President Kyle gains new contract


President Penelope Kyle was sworn in as Radford University’s first female president in 2005. Under this presidency, the sixth for Radford, Kyle has helped create the school’s first doctoral degree programs and has implemented many sustainable living programs. Since then, Radford has been cited four times by the Princeton Review’s Guide to Green Colleges since its inception in 2010.
Now, President Kyle’s contract has been expanded for another five years, according to RU’s News and Events page. The achievements under her administration include the new College of Business and Economics (COBE) center and the in-construction Fitness/Wellness center, and the Center for the Sciences. New dorm renovations like those in Madison, Jefferson and Washington have brought nearly $300 million dollars’ worth of renovation and construction to Radford University, as well as improvements that gave Jefferson and Madison to LEED certification, which denotes practical work in green design, maintenance, and operation. These marked steps towards sustainability do much to brand Radford as an environmentally-friendly campus, something that is to the credit of Radford’s scenic area.

Coming from a long history of business success in various organizations, President Kyle has done well in opening Radford to larger communities and improving its reputation. The Radford public transit system, which was co-sponsored by RU and allows students to ride free with their IDs, and the Dalton dining hall renovations, which gave a much-needed overhaul to an area that many new students rely on, have all been developed due to Kyle’s guidance. (Some students say the food now tastes better, too, although this is difficult to evaluate scientifically.) According to records, President Kyle may bring Radford up to a student body of 10,000 in coming years- something that has never before been achieved in Radford’s history. She brings, with her business expertise, great change to Radford University, but with a rising salary and benefits, some students and staff have conflicting feelings. Students, especially those who struggle with student loan debts, have some resentment when it comes to the administration.
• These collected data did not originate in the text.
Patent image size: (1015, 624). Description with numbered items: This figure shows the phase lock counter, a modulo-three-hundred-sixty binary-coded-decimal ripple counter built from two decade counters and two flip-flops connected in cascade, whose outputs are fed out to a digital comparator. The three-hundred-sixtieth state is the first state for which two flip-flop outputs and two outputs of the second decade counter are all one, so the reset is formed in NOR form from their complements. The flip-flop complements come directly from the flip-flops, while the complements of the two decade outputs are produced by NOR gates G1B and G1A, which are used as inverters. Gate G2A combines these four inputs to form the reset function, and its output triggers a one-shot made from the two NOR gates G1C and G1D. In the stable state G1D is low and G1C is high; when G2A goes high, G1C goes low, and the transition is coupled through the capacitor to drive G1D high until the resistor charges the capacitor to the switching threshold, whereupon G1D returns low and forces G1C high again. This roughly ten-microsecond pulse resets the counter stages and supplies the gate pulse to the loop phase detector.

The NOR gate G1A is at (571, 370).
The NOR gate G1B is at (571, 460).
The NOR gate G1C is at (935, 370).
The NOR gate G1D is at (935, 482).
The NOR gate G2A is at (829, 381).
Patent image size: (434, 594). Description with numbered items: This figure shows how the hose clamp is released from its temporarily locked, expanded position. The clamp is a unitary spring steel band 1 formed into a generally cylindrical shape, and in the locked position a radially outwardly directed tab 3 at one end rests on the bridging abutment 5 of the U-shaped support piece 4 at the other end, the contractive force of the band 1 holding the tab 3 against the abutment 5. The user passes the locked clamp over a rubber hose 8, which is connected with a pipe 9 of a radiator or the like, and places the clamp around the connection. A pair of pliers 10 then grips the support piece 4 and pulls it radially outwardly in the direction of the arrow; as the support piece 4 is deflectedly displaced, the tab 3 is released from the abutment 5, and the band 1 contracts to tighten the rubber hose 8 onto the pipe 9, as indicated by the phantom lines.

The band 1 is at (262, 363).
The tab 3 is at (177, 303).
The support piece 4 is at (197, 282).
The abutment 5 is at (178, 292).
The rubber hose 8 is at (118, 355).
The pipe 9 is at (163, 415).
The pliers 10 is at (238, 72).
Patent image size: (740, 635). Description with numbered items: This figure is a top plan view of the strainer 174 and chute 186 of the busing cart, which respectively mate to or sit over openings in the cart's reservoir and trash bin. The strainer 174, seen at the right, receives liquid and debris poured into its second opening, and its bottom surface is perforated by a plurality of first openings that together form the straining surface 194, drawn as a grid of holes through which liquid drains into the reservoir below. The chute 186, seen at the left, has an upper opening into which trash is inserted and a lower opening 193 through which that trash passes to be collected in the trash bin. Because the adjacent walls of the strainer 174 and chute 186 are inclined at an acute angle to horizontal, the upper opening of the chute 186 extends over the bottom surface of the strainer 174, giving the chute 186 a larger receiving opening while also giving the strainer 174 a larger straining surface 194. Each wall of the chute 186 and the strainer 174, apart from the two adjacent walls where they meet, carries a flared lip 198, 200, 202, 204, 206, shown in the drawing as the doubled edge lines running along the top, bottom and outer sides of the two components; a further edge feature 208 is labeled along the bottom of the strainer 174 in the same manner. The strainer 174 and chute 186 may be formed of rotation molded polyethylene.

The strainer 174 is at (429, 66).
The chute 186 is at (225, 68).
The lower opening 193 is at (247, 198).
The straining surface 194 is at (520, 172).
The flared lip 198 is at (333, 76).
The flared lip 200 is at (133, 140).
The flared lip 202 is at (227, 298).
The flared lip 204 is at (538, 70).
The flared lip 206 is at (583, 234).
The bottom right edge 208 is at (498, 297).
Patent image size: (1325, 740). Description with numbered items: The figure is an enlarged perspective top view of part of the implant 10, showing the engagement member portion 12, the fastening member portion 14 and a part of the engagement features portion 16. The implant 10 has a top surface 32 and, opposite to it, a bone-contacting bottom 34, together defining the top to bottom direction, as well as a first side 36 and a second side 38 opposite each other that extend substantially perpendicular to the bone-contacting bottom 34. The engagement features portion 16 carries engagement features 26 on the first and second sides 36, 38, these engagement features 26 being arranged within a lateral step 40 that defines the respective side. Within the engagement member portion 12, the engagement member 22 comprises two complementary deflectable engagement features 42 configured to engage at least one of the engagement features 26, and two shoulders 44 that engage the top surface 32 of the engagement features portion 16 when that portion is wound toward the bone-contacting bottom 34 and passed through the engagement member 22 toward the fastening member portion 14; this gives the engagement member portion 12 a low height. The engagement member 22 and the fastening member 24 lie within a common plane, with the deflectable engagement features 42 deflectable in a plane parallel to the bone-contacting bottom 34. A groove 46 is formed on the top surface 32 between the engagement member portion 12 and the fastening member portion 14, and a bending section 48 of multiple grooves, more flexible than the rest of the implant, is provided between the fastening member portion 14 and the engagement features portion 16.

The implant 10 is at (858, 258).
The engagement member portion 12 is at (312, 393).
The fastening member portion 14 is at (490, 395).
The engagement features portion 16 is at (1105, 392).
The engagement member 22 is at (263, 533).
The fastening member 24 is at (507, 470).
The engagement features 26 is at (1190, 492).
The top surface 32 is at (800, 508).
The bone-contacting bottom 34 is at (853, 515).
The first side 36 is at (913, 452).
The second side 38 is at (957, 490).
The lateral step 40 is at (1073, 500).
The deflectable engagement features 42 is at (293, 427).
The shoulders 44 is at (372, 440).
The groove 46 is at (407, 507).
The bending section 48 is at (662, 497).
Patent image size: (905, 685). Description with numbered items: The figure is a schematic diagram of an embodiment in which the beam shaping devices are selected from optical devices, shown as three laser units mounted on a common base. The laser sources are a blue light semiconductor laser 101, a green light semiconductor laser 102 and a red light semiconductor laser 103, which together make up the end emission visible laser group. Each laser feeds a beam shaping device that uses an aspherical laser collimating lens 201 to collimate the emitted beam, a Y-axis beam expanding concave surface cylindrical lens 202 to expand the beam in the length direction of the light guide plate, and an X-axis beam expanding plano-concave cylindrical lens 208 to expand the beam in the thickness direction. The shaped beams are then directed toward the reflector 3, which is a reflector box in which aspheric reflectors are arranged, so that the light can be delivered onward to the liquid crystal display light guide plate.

Some complaints surround the wages that President Kyle is paid, or her ‘automobile allowance-‘ $1500 through the Radford University foundation, Inc. in addition to a vehicle provided by the foundation. She also received a $1M bonus, agreed upon in 2009, according to the Board of Visitors.

Max M., a sophomore in computer science, objected.

“I know she does a lot of work, but honestly, it still isn’t worth a one million dollar bonus,” he said. “Now, maybe a hundred thousand or so, but one million? Why don’t we give her a year’s tuition?”

With tuition rising, or threatening to rise, throughout Southwestern Virginia, it is difficult for many struggling students to see the demands and wages of high-ranking university administration as just. Students complain about what they see as greed on the part of the University, although by and large it is standard fare for University presidents to make a fair bit of more money than your average undergrad or even faculty member, even if the professor in question is tenured. This practice is occasionally controversial (opponents believe the president should only be paid as much as the highest-paid tenured professor) but this practice is widespread in business, as well.

Like anyone in any University life in general, administration deals with reputation issues and public grief. Whether or not students and faculty approve or disapprove of President Kyle, we try to come from a standpoint that is as well-informed as possible, and to acknowledge the good with the bad.